Planting a big wet kiss on every attractive person you meet is hardly proper social etiquette, and when you look at the number of bacteria in the average human mouth — more than 500 species per person, according to experts — it’s no wonder why.
More than 500 species equals billions and billions of bacteria living on every slimy surface, dark nook and inviting cranny of the human mouth, but that does not bother the kiss-happy students at the University of Michigan-Dearborn, who recently participated in a live lecture with touring kissing “expert” Michael Christian.
Christian, whose credentials are shaky at best — he’s an English teacher at Boston College — is the author of four books, the most recent which is titled “The Art of Kissing.”
Of the 200 students who showed up Wednesday to see Christian speak at UM-Dearborn, only three men and two women were willing to lock lips for educational purposes. According to an account of the lecture in the Detroit Free Press Thursday, Christian asked if anyone in audience at the jammed auditorium would volunteer. After much hesitation, a nervous 17-year-old from Eastpointe raised her hand.
Christian then led the students through an hour-long presentation on material from his book, including techniques and variations on 30 different kisses.
University of Wisconsin sophomore Craig Schiller thinks Christian’s lecture would go over well with Madison students. When asked if he would volunteer to demonstrate, Schiller first made sure that Christian himself was not the one who would demonstrate techniques, and then replied, “Yeah, I probably would.”
Christian delivers his PG-13-rated show full-time to college campuses across the country. The student activities board at the UM-Dearborn brought him in for an undisclosed fee.
When asked what she thinks of Christian’s lectures, Linda Roberts, associate professor of human development and family studies at UW, responded, “What gives him the authority to lecture on the art of kissing?”
Just what exactly it is that qualifies Christian as an “expert” is yet to be proven, and as far as Roberts is concerned, Christian should clarify his credentials.
“For those of us who actually do research and lecture on these type of relationships, I would like to know if he did any research to back up his theories,” Roberts said.
Roberts said that communication is critical in kissing and sexual situations, and she is concerned about the lack of conversation prior to physical intimacy with most college students.
“There really is very little conversation involved in most interactions,” Roberts said. “The movies don’t tell you how, communication classes don’t tell you how. If he is showing students how to improve that aspect of kissing, then that would be a good thing.”

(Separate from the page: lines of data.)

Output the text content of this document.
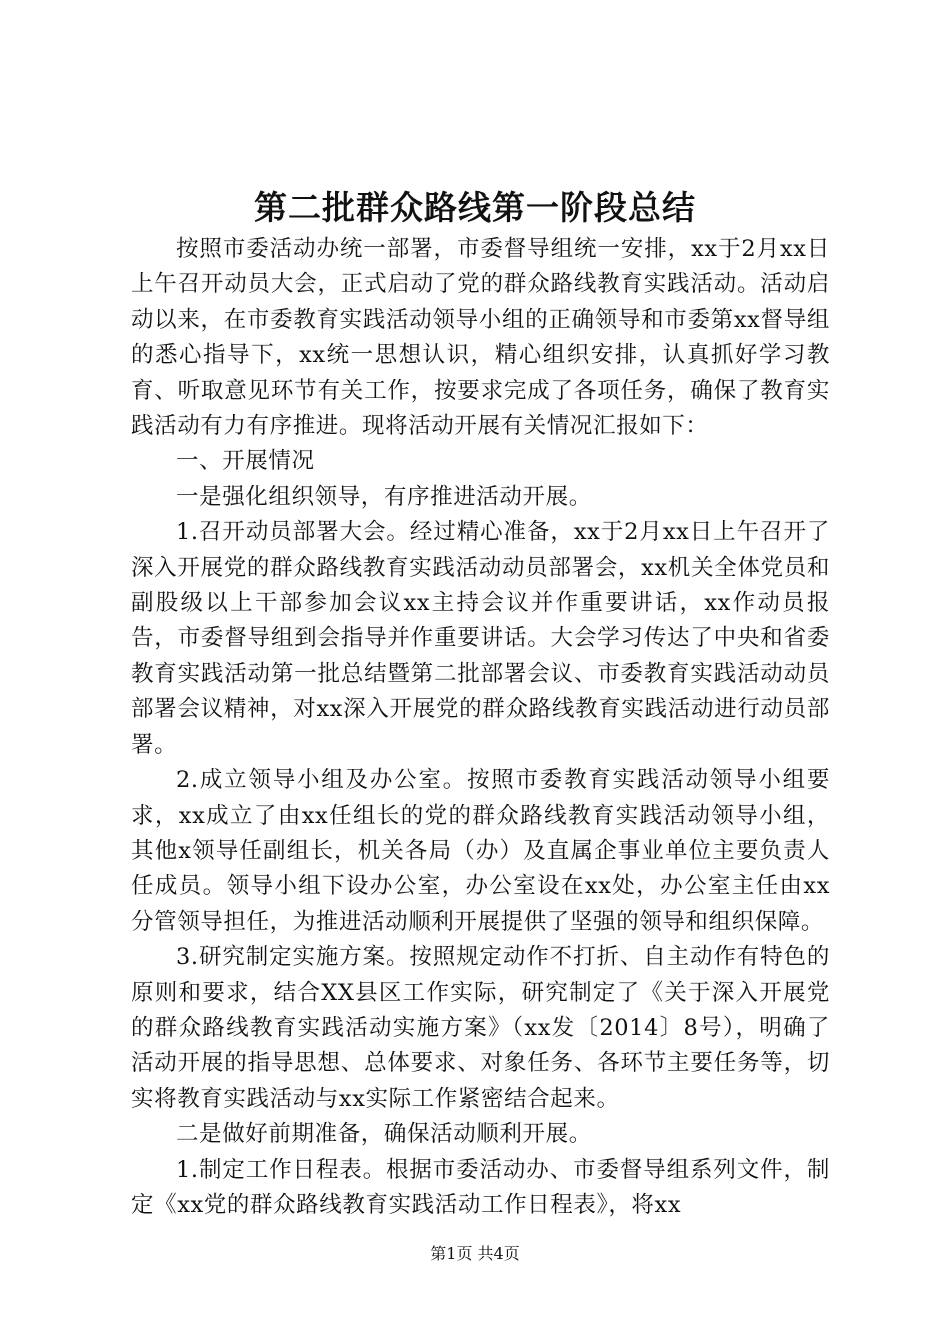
第二批群众路线第一阶段总结

按照市委活动办统一部署，市委督导组统一安排，xx于2月xx日上午召开动员大会，正式启动了党的群众路线教育实践活动。活动启动以来，在市委教育实践活动领导小组的正确领导和市委第xx督导组的悉心指导下，xx统一思想认识，精心组织安排，认真抓好学习教育、听取意见环节有关工作，按要求完成了各项任务，确保了教育实践活动有力有序推进。现将活动开展有关情况汇报如下：

一、开展情况

一是强化组织领导，有序推进活动开展。

1.召开动员部署大会。经过精心准备，xx于2月xx日上午召开了深入开展党的群众路线教育实践活动动员部署会，xx机关全体党员和副股级以上干部参加会议xx主持会议并作重要讲话，xx作动员报告，市委督导组到会指导并作重要讲话。大会学习传达了中央和省委教育实践活动第一批总结暨第二批部署会议、市委教育实践活动动员部署会议精神，对xx深入开展党的群众路线教育实践活动进行动员部署。

2.成立领导小组及办公室。按照市委教育实践活动领导小组要求，xx成立了由xx任组长的党的群众路线教育实践活动领导小组，其他x领导任副组长，机关各局（办）及直属企事业单位主要负责人任成员。领导小组下设办公室，办公室设在xx处，办公室主任由xx分管领导担任，为推进活动顺利开展提供了坚强的领导和组织保障。

3.研究制定实施方案。按照规定动作不打折、自主动作有特色的原则和要求，结合XX县区工作实际，研究制定了《关于深入开展党的群众路线教育实践活动实施方案》（xx发〔2014〕8号），明确了活动开展的指导思想、总体要求、对象任务、各环节主要任务等，切实将教育实践活动与xx实际工作紧密结合起来。

二是做好前期准备，确保活动顺利开展。

1.制定工作日程表。根据市委活动办、市委督导组系列文件，制定《xx党的群众路线教育实践活动工作日程表》，将xx

第1页 共4页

Christian, whose voice has been compared to that of Woody Allen’s, is a small man with graying hair who claims his lecture covers a variety of topics, including tongues, braces, electricity, giggles, first kisses, racing hearts, tears, caresses, earlobes and hickeys. More important, Christian says that he is there to “promote the beauty and grace of one of humanity’s most thrilling gifts.”
Sophomore Schiller is not impressed.
“I’m gonna come up with ‘The Art of Hugging’ or something,” he said. “I can’t believe he gets paid for that.”